De Pere, WI -- There have been a lot of football games played in the Green Bay area over the last 90 or so years, but no team is more inspirational than the wounded warrior amputee team which came to town this past week and played at St. Norbert College.
Many were athletes in their day, a time when they first learned about sacrifice and teamwork, words which would come into total focus when they switched uniforms. Traits no longer applied to games on Friday nights, but to combat missions where teamwork now meant finding a way to bring your brothers and sisters back home.
"It was our honor to serve because of things like this, because of our freedoms here in America and all the support we have back home," said wounded warrior team member, BJ Ganem.
This was a night to rekindle those magical times in front of the hometown crowd. Granted their wounds have forced them to change their game somewhat, but in no way have robbed them of their passion or their competitive spirit.
John Maino asks, "Have you ever met a more appreciative bunch of people who absolutely never feel sorry for themselves like the wounded warriors?"
Derek Gagne, member of the wounded warriors responds, "Not even possible. These guys just never feel sorry for themselves, and they just keep striving for excellence and perfection."
"What kept you going the most Derek?" Maino asked.
He responded, "You see another guy, he may be down, you try to pick him up. I just look at it this way. God keeps us here for a reason. You just gotta keep fighting everyday."
At the game, NBC26 Sports Director Larry McCarren interviewed Bobby McCardle and asked, "You're from the Milwaukee area Bobby?"
"That's right," he responded.
McCarren asks, "And what branch of the service were you in?"
McCardle says, "The United States Marine Corps."
McCarren questions, "How is the process of going through that, getting adjusted to it? Because you guys move around really well."
It definitely takes time and you got to stay stubborn with your recovery, cause it doesn't happen overnight. It's a matter of years to really always improve day by day. You know, it's a new normal, and, just like, you know, with both legs as a kid, you gotta learn how to crawl, walk, run, you know. Same type of thing with the prosthetic legs," McCardle explains.
Fighters who don't look back with regret for what was taken, but with gratitude for what they now have.
McCardle says, "We were all blessed to be able to serve this country for one thing, and to be alive
is a bonus as well. After my injury, I got married and I have kids and what not. I'm truly blessed to be here. So, just with any life threatening injuries and what not, if you make it out of it, you really look at everything a lot differently."

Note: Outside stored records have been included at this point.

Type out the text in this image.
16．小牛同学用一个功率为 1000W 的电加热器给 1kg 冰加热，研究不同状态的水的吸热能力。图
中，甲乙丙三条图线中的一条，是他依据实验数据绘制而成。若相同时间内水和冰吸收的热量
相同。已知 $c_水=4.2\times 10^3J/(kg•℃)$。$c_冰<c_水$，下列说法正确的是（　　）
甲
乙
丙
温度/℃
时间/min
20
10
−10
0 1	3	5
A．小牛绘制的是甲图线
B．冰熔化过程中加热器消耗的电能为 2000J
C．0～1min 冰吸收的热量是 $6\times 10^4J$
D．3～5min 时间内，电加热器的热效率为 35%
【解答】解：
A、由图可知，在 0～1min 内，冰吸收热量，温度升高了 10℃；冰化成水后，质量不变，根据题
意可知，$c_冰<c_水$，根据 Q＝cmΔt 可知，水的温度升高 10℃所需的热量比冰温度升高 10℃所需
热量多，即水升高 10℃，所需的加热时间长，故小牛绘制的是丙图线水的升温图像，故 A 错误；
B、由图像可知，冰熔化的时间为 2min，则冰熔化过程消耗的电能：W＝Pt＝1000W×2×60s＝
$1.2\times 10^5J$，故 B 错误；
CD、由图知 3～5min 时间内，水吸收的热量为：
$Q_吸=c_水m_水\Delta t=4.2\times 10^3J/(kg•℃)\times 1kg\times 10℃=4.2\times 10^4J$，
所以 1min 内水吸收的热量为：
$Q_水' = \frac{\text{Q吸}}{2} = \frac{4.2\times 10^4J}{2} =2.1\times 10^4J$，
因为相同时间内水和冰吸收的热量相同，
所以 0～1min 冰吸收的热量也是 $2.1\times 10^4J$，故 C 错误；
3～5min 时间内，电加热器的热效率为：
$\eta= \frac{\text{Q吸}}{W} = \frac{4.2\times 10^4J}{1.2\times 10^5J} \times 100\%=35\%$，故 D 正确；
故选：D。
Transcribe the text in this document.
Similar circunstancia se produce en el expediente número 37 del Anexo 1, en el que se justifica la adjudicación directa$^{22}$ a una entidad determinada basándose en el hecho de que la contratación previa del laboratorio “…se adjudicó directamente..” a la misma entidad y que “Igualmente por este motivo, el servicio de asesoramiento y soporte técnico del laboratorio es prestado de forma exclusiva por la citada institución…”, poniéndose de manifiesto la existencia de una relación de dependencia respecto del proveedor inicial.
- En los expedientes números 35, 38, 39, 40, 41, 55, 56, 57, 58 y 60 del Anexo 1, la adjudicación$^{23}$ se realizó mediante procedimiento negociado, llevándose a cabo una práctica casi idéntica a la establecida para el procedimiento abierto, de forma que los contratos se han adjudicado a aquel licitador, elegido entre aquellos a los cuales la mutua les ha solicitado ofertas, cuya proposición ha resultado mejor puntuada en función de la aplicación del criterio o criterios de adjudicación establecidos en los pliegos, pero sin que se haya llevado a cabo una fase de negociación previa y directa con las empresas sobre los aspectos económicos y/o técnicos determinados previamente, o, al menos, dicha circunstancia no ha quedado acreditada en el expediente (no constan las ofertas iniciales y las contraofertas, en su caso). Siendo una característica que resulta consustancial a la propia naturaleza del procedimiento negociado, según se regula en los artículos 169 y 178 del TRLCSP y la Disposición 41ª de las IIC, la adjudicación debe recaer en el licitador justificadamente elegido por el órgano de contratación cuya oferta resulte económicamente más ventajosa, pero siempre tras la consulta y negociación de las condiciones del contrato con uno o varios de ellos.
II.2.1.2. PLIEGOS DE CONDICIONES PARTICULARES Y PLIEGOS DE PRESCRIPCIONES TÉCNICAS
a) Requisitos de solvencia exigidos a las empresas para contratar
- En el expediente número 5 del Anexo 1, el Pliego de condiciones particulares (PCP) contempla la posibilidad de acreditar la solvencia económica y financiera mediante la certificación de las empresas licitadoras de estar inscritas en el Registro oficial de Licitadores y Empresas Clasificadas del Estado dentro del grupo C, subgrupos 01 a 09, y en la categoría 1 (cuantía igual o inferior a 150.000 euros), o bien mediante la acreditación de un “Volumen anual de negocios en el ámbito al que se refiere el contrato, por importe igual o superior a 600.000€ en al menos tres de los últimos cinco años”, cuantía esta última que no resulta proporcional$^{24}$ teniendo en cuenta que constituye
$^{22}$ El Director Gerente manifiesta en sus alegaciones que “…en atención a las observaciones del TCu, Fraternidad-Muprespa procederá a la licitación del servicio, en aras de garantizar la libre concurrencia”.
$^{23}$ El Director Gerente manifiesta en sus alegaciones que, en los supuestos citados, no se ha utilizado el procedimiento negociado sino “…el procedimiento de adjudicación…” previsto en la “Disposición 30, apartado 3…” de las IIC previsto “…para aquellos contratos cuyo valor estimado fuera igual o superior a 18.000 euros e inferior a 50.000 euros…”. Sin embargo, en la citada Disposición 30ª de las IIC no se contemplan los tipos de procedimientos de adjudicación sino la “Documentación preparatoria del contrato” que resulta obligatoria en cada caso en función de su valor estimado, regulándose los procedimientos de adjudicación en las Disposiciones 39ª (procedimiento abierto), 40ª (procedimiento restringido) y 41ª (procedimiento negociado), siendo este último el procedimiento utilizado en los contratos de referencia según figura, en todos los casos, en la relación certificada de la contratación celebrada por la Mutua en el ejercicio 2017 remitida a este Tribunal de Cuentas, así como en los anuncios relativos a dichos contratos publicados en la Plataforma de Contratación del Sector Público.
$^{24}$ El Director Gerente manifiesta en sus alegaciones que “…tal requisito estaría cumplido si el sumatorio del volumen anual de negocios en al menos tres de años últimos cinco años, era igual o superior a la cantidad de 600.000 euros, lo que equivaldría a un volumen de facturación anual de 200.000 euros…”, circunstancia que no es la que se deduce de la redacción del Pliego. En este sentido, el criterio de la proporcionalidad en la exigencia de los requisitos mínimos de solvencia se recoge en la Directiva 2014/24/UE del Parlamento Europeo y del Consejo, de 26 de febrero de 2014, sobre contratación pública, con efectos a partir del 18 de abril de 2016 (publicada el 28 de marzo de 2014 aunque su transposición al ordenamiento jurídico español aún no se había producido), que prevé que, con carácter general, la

Vets who not only refuse to dwell on their fate, but at times find ways to laugh in the face of their adversity.
Maino says to Dan Friend, "Congratulations. About 70 yards on the touchdown romp."
Friend responds, "Hey, it was nothing. I didn't feel a thing. Never once broke a sweat. I had wheels, what can I say?"
"You had some pretty good blocking in front of you," Maino says.
"That was outstanding blocking. I think these Packer veterans have lost it because that was their own play used against them," jokes Friend.
Volumes could be written on the pain and struggle these athletes have overcome just to get to this very spot, but again, that's in the past and that's not the current mission. Theirs is to move ahead in the most determined and humble of fashion even when asked for autographs.
"That's one of those things I don't think I'll ever get used to is when someone asks you for your autograph and what not. So it's quite flattering. It's almost like living in the athlete's shoes just for one day. It's really neat," McCardle said.
If you would like to help out one of the wounded warrior athletic teams, there will be the City Stadium Run for Veterans taking place in September. All the proceeds will go to the wounded warrior hockey team. That's right, they play every sport there is.